Leave it to a privileged person to offer such suggestions! That said, let’s motor on:
When they start their privilegesplaining, the privileged children who type for Salon may tend to be less than generous. In their hearts, they know they’re right. Just like Goldwater did!
That said, Fisher’s suggestion made us think of that famous movie scene. In the scene, Edie Dugan and Terry Malloy are walking not far from the waterfront.
In this very famous scene, Terry Malloy seems to decide that he admires this gentle person—that he may even want to be like her:
On the Waterfront (1954)When Edie drops one of her gloves, Terry picks it up and slips it onto his hand. To our eye, he starts to notice, in this scene, that Edie is a better person than he is—that she’s different from many of the people he knows on the waterfront.
TERRY: You know, I've seen you a lot of times before. Do you remember parochial school out on Puluski Street? Seven, eight years ago?
You don't remember me, do you?
EDIE: I remembered you the first moment I saw you.
TERRY: By the nose, huh? Some people just got faces that stick in your mind.
EDIE: I remember you were in trouble all the time.
TERRY: Now you got me. The way those sisters used to whack me, I don't know what. They thought they was going to beat an education into me, but I foxed them.
EDIE: Maybe they just didn't know how to handle you.
TERRY: How would you have done it?
EDIE: With a little more patience and kindness. That's what makes people mean and difficult. People don't care enough about them.

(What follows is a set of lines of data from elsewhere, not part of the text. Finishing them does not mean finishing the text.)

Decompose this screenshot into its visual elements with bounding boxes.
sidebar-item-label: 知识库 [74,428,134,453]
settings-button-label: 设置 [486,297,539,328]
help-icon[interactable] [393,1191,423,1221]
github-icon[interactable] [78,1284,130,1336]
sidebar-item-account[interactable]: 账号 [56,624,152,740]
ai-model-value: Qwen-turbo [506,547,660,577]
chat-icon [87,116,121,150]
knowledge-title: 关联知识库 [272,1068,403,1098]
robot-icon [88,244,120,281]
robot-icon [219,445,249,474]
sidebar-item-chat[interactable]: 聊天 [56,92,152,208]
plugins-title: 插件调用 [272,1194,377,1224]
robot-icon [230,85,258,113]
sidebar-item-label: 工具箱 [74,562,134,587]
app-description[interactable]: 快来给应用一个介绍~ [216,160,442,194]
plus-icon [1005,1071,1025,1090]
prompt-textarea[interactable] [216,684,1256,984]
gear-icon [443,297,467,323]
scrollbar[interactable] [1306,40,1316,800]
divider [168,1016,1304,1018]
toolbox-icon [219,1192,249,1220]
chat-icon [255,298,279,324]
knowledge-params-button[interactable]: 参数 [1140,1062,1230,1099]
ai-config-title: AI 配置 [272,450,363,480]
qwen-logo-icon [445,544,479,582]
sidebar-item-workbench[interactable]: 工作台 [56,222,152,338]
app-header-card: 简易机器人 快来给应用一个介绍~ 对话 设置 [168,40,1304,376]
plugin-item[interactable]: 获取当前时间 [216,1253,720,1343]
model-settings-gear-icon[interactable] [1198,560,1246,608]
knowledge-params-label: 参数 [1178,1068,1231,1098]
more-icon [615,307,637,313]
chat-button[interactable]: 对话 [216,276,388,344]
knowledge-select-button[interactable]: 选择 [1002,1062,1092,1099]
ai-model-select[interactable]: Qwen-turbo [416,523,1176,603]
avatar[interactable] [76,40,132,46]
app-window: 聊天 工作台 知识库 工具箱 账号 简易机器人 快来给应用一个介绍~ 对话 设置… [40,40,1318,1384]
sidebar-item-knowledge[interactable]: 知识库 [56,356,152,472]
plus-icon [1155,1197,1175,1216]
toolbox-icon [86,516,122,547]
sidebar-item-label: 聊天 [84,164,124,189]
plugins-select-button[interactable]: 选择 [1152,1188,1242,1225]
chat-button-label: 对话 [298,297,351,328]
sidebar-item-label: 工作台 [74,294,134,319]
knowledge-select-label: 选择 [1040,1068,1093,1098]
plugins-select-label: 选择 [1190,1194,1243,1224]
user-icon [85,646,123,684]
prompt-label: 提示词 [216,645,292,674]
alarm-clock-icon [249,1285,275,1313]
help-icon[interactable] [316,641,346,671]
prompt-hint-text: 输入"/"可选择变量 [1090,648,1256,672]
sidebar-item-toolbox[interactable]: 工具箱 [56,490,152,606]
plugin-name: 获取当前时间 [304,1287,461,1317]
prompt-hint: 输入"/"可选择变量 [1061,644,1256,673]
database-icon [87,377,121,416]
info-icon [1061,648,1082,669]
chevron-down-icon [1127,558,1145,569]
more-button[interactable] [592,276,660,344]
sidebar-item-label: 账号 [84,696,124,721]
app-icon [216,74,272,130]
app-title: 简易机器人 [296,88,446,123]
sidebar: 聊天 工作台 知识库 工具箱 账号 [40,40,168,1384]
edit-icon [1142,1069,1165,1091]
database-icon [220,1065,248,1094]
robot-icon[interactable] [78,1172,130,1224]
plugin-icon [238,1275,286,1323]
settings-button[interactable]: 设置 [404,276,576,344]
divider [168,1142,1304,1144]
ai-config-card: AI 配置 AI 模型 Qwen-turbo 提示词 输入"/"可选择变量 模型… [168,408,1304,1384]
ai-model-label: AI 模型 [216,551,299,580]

TERRY: Are you kidding me? I'd better get you home. There’s too many guys around here with only one thing on their mind.
Am I gonna see you again?
To our ear, the fiery youngsters at Salon sometimes sound a bit like the sisters out on Puluski Street. The way they whack their moral inferiors, we don’t know what!
Maybe they just don't know how to handle the racists they find, it seems under every bed.
Whatever! When we read Fisher’s inappropriate words—words which never should have been spoken—we thought of this famous scene, which launches On the Waterfront’s undercard.
In the film’s primary theme, Brando fights with and defeats the mugs. In its more resonant secondary theme, a little tenderness works.
In the passage we’ve bolded above, we thought we heard Edie Dugan’s voice. Just think what a squish Julia Fisher would be if she had gone to Friends!